Background: Differentiated thyroid cancer (DTC) is a common endocrine malignancy with rising incidence and frequent recurrence, despite a generally favorable prognosis. Accurate recurrence prediction is critical for guiding post-treatment strategies. This study aimed to enhance predictive performance by refining feature engineering and evaluating a diverse ensemble of machine learning models using the UCI DTC dataset.

Methods: Unsupervised data engineering-specifically dimensionality reduction and clustering-was used to improve feature quality. Principal Component Analysis (PCA) and Truncated Singular Value Decomposition (t-SVD) were selected based on superior clustering metrics: adjusted Rand Index (ARI > 0.55) and V-measure (> 0.45). These were integrated into classification pipelines using Logistic Regression (LR), Support Vector Machine (SVM), Random Forest (RF), K-Nearest Neighbors (KNN), Feedforward Neural Network (FNN), and Gradient Boosting (GB). Model performance was evaluated through bootstrapping on an independent test set, stratified 10-fold cross-validation (CV), and subgroup analyses. Metrics included balanced accuracy, F1 score, AUC, sensitivity, specificity, and precision, each reported with 95% confidence intervals (CIs). SHAP analysis supported model interpretability.

Results: The PCA-based LR pipeline achieved the best test set performance: balanced accuracy of 0.95 (95% CI: 0.90-0.99), AUC of 0.99 (95% CI: 0.97-1.00), and sensitivity of 0.94 (95% CI: 0.84-1.00). In stratified CV, it maintained strong results (balanced accuracy: 0.86; AUC: 0.97; sensitivity: 0.80), with consistent performance across clinically relevant subgroups. The t-SVD-based LR pipeline showed comparable performance on both test and CV sets. SVM and FNN pipelines also performed robustly (test AUCs > 0.99; CV AUCs > 0.96). RF and KNN had high specificity but slightly lower sensitivity (test: ~0.87; CV: 0.77-0.80). GB pipelines showed the lowest overall performance (test balanced accuracy: 0.86-0.88; CV: 0.85-0.88).

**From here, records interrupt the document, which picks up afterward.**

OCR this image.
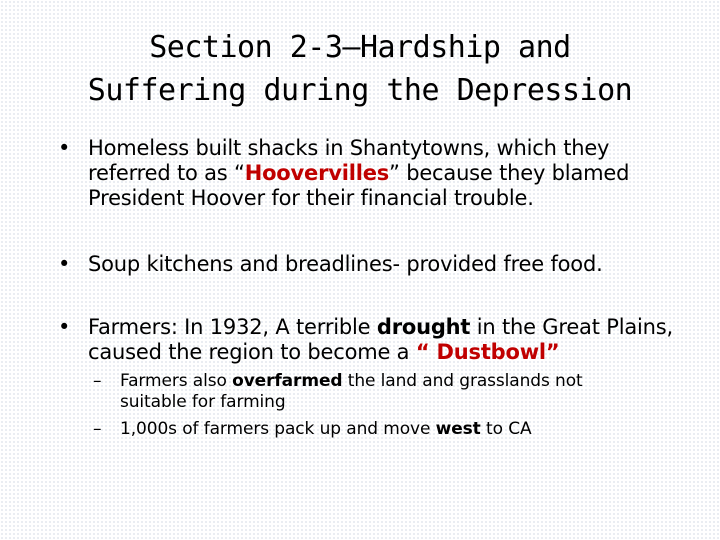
Section 2-3—Hardship and
Suffering during the Depression
• Homeless built shacks in Shantytowns, which they referred to as “Hoovervilles” because they blamed President Hoover for their financial trouble.
• Soup kitchens and breadlines- provided free food.
• Farmers: In 1932, A terrible drought in the Great Plains, caused the region to become a “ Dustbowl”
– Farmers also overfarmed the land and grasslands not suitable for farming
– 1,000s of farmers pack up and move west to CA
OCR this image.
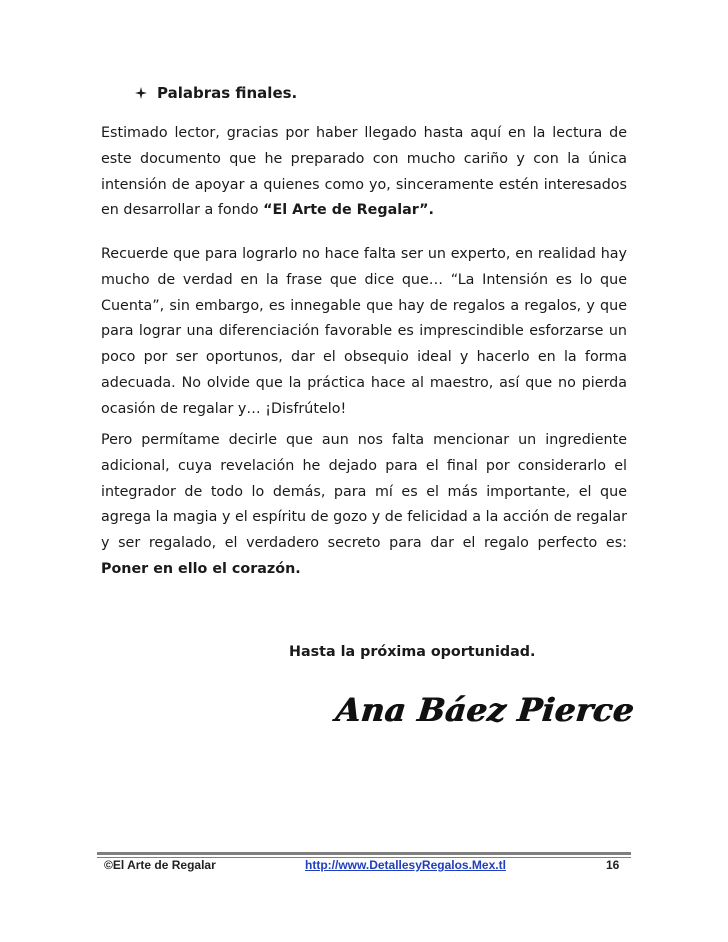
Palabras finales.

Estimado lector, gracias por haber llegado hasta aquí en la lectura de este documento que he preparado con mucho cariño y con la única intensión de apoyar a quienes como yo, sinceramente estén interesados en desarrollar a fondo “El Arte de Regalar”.

Recuerde que para lograrlo no hace falta ser un experto, en realidad hay mucho de verdad en la frase que dice que… “La Intensión es lo que Cuenta”, sin embargo, es innegable que hay de regalos a regalos, y que para lograr una diferenciación favorable es imprescindible esforzarse un poco por ser oportunos, dar el obsequio ideal y hacerlo en la forma adecuada. No olvide que la práctica hace al maestro, así que no pierda ocasión de regalar y… ¡Disfrútelo!

Pero permítame decirle que aun nos falta mencionar un ingrediente adicional, cuya revelación he dejado para el final por considerarlo el integrador de todo lo demás, para mí es el más importante, el que agrega la magia y el espíritu de gozo y de felicidad a la acción de regalar y ser regalado, el verdadero secreto para dar el regalo perfecto es: Poner en ello el corazón.

Hasta la próxima oportunidad.
Ana Báez Pierce
©El Arte de Regalar	http://www.DetallesyRegalos.Mex.tl	16
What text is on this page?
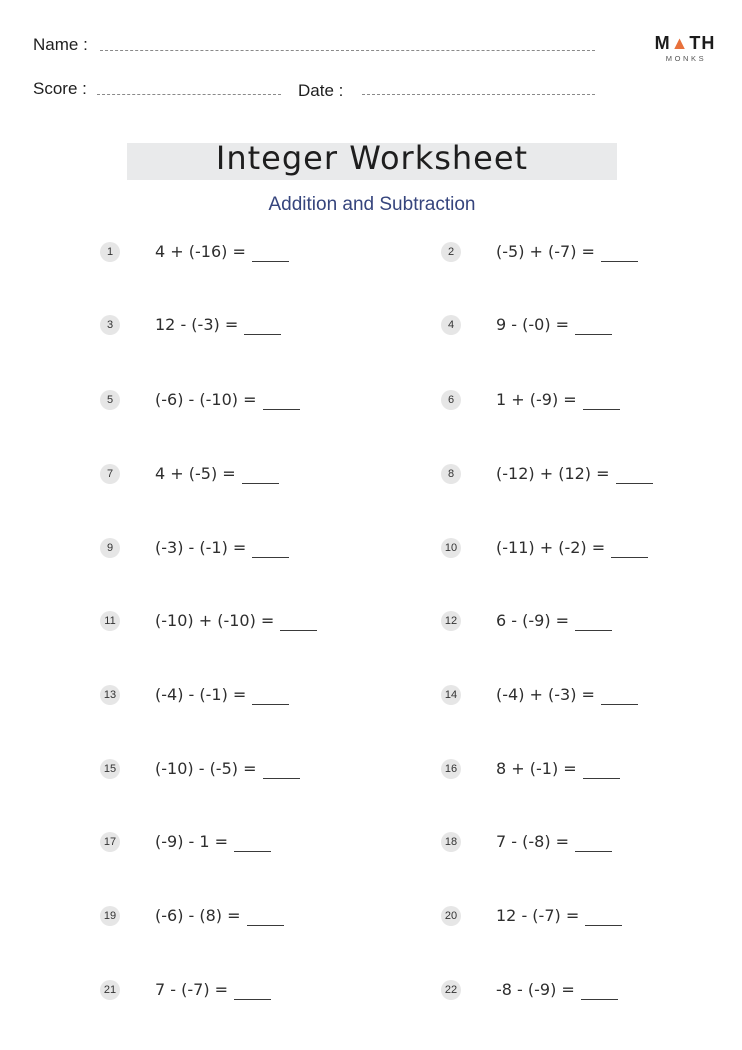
Name :
Score :	Date :
M▲TH
MONKS
Integer Worksheet
Addition and Subtraction
1	4 + (-16) =	2	(-5) + (-7) =
3	12 - (-3) =	4	9 - (-0) =
5	(-6) - (-10) =	6	1 + (-9) =
7	4 + (-5) =	8	(-12) + (12) =
9	(-3) - (-1) =	10 (-11) + (-2) =
11 (-10) + (-10) =	12 6 - (-9) =
13 (-4) - (-1) =	14 (-4) + (-3) =
15 (-10) - (-5) =	16 8 + (-1) =
17 (-9) - 1 =	18 7 - (-8) =
19 (-6) - (8) =	20 12 - (-7) =
21 7 - (-7) =	22 -8 - (-9) =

Conclusions: Dimensionality reduction via PCA and t-SVD significantly improved model performance, particularly for LR, SVM, FNN, RF and KNN classifiers. The PCA-based LR pipeline showed the best generalizability, supporting its potential integration into clinical decision-support tools for personalized DTC management.

Clinical trial number: Not applicable.

查看原文本刊更多论文

分化型甲状腺癌复发预测的无监督特征工程与分类管道优化。

背景：分化型甲状腺癌（DTC）是一种常见的内分泌恶性肿瘤，发病率上升，复发率高，但预后良好。准确的复发预测是指导治疗后策略的关键。本研究旨在通过改进特征工程和使用UCI DTC数据集评估不同的机器学习模型集合来提高预测性能。方法：采用无监督数据工程，特别是降维和聚类，来提高特征质量。采用主成分分析法（PCA）和截断奇异值分解法（t-SVD）进行聚类分析，得到了较优的聚类指标：调整后的Rand Index （ARI 0.55）和V-measure（> 0.45）。使用逻辑回归（LR）、支持向量机（SVM）、随机森林（RF）、k近邻（KNN）、前馈神经网络（FNN）和梯度增强（GB）将这些集成到分类管道中。通过独立测试集的自举、分层10倍交叉验证（CV）和亚组分析来评估模型的性能。指标包括平衡准确性、F1评分、AUC、敏感性、特异性和精密度，每项指标均以95%置信区间（ci）报告。SHAP分析支持模型的可解释性。结果：基于pca的LR管道获得了最佳的测试集性能：平衡精度为0.95 (95% CI: 0.90-0.99)， AUC为0.99 (95% CI: 0.97-1.00)，灵敏度为0.94 （95% CI: 0.84-1.00）。在分层CV中，它保持了很强的结果(平衡精度：0.86；AUC: 0.97;敏感性：0.80)，在临床相关亚组中表现一致。基于t- svd的LR管道在测试集和CV集上表现出相当的性能。支持向量机（SVM）和FNN管道也表现良好(测试auc为0.99；CV AUCs（0.96）。RF和KNN特异性高，敏感性略低(试验值：~0.87；简历:0.77 - -0.80)。国标管线整体性能最低(测试平衡精度：0.86-0.88；简历:0.85 - -0.88)。结论：通过PCA和t-SVD降维可以显著提高模型性能，特别是对于LR、SVM、FNN、RF和KNN分类器。基于pca的LR管道显示出最好的通用性，支持其潜在的整合到个性化DTC管理的临床决策支持工具中。临床试验号：不适用。

本文章由计算机程序翻译，如有差异，请以英文原文为准。

求助全文

约1分钟内获得全文求助全文

来源期刊

BMC Medical Informatics and Decision Making 医学-医学：信息

CiteScore

7.20

自引率

5.70%

发文量

297

审稿时长

1 months

期刊介绍： BMC Medical Informatics and Decision Making is an open access journal publishing original peer-reviewed research articles in relation to the design, development, implementation, use, and evaluation of health information technologies and decision-making for human health.